Planned Parenthood Doctor Erroneously Claims Abortion Safter Than Birth

National   |   Steven Ertelt   |   Apr 2, 2004   |   9:00AM   |   WASHINGTON, DC

Planned Parenthood Doctor Erroneously Claims Abortion Safter Than Birth

by Steven Ertelt
LifeNews.com Editor
April 2, 2004

Washington, DC (LifeNews.com) — A Planned Parenthood medical director, who came under fire earlier this week for claiming abortion has no adverse long-term consequences, also put forward the disputed notion that abortion is safer than childbirth.

"Overall, abortion is safer than carrying a pregnancy to term and going through childbirth," Maureen Paul, the chief medical officer at Planned Parenthood Golden Gate, said. "The death from childbirth is about 10 times that of the risk of having an abortion."

The comments came during her testimony in the partial-birth abortion trial in San Francisco.

However, research shows that not only is abortion not safer than carrying a pregnancy to term — it’s more dangerous for women.

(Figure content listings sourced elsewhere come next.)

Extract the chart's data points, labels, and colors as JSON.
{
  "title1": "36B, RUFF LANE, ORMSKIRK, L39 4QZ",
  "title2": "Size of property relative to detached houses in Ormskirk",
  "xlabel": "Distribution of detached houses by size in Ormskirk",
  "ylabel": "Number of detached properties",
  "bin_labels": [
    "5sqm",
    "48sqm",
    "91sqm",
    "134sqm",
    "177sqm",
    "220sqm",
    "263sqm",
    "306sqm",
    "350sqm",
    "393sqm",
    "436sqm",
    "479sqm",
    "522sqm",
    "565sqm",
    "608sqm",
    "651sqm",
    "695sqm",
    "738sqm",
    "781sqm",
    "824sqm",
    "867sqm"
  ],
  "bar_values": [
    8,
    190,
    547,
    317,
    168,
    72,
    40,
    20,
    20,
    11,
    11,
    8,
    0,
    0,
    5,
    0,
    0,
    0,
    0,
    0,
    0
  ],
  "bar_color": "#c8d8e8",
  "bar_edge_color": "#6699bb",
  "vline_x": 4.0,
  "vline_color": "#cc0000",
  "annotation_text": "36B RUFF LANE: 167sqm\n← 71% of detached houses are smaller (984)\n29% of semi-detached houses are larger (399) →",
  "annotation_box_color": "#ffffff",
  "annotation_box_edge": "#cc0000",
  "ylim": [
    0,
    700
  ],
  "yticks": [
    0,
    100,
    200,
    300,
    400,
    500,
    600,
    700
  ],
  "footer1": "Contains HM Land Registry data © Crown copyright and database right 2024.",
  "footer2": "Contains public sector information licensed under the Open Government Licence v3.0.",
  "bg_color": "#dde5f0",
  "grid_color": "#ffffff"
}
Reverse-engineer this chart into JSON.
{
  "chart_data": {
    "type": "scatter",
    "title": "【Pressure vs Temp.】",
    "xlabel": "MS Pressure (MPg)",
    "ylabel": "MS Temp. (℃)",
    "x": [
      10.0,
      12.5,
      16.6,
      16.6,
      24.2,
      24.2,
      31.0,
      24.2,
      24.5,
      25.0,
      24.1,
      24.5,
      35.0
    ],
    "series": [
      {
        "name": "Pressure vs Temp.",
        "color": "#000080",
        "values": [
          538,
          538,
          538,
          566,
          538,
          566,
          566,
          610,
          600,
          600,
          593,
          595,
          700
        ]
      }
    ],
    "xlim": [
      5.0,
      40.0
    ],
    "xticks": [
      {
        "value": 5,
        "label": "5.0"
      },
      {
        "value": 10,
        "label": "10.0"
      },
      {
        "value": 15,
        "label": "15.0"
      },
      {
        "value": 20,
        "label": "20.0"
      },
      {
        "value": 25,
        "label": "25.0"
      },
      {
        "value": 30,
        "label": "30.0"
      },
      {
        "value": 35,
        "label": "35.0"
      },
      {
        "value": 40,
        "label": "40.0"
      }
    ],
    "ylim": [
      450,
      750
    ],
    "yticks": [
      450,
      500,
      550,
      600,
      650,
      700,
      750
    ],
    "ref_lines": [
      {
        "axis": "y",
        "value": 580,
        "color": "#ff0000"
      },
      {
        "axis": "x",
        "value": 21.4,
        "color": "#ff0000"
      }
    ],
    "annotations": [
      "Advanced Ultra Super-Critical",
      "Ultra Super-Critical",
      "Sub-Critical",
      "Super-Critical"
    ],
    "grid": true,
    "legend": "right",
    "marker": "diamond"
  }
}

According to the Elliot Institute, a post-abortion research organization, those who claim abortion is safer rely on faulty data that do not properly categorize all abortion-related deaths.

David Reardon, Ph.D., the Illinois-based group’s director, points to Maryland abortion statistics to prove his point.

On March 1, 1989, Erica Richardson, a 16-year-old Maryland resident, bled to death from a punctured uterus only hours after undergoing an abortion. During the next five months, two more Maryland residents, Gladys Estanislao and Debra Gray, also died from abortion complications.

"Shockingly, none of these three women was even granted that smallest of recognitions — becoming a statistic," Reardon explains. "The official statistics issued by Maryland public health officials showed that there were no deaths from abortion in 1989. Indeed, Maryland only reported a single abortion-related death for the entire decade of 1980 to 1989."

In fact, four Maryland women died from abortion’s obtained that year.

Susanne Logan became comatose following her abortion and awoke four months later a quadriplegic, unable to talk. She died three years afterwards in 1992. Since her death was not an immediate result of the abortion, however, it was not counted in official abortion mortality statistics.

The Centers for Disease Control, a federal agency that monitors thousands of vital statistics, might be expected to help provide accurate data. But it no longer tracks statistics related to deaths from abortions and its older statistics have proven faulty.

In the late 1980s, Kevin Sherlock, an investigative reporter, examined death certificates of women of reproductive age in Los Angeles County. Between 1970 and 1987, Sherlock found 29 women who had died from abortion complications.

Four of the deaths came during a one-year period for which the CDC found no abortion deaths in California and only 12 for the entire country.

Sherlock eventually concluded the CDC underreports the number of abortion deaths by as much as 40 percent.

Autopsy reports often hide abortion’s impact on women and contribution to their deaths.

Women who die from abortions are frequently listed as having died from infection, though the abortion itself brought on the infection. Such was the case in the death of Holly Patterson, a California teen who died after taking the RU 486 abortion drug at a Planned Parenthood.

Despite Patterson’s death, Planned Parenthood’s Maureen Paul insisted abortion is safer.

However, under cross-examination by Justice Department attorney Mark Quinlivan, Paul acknowledged that she is not board certified in maternal fetal medicine, an OBGYN specialty.

She also admitted that the partial-birth abortion procedure has never been subject to any peer-reviewed study showing it to be safer than childbirth.

At one point, Paul refused to acknowledge that, by performing an abortion, she is ending the life of an unborn child.

"I know what my purpose is," Paul explained. "That my purpose in bringing … the fetal trunk out past the navel is to empty the uterus in the safest way possible. Yet [the ban] implies that I have this other purpose, which is to kill the fetus."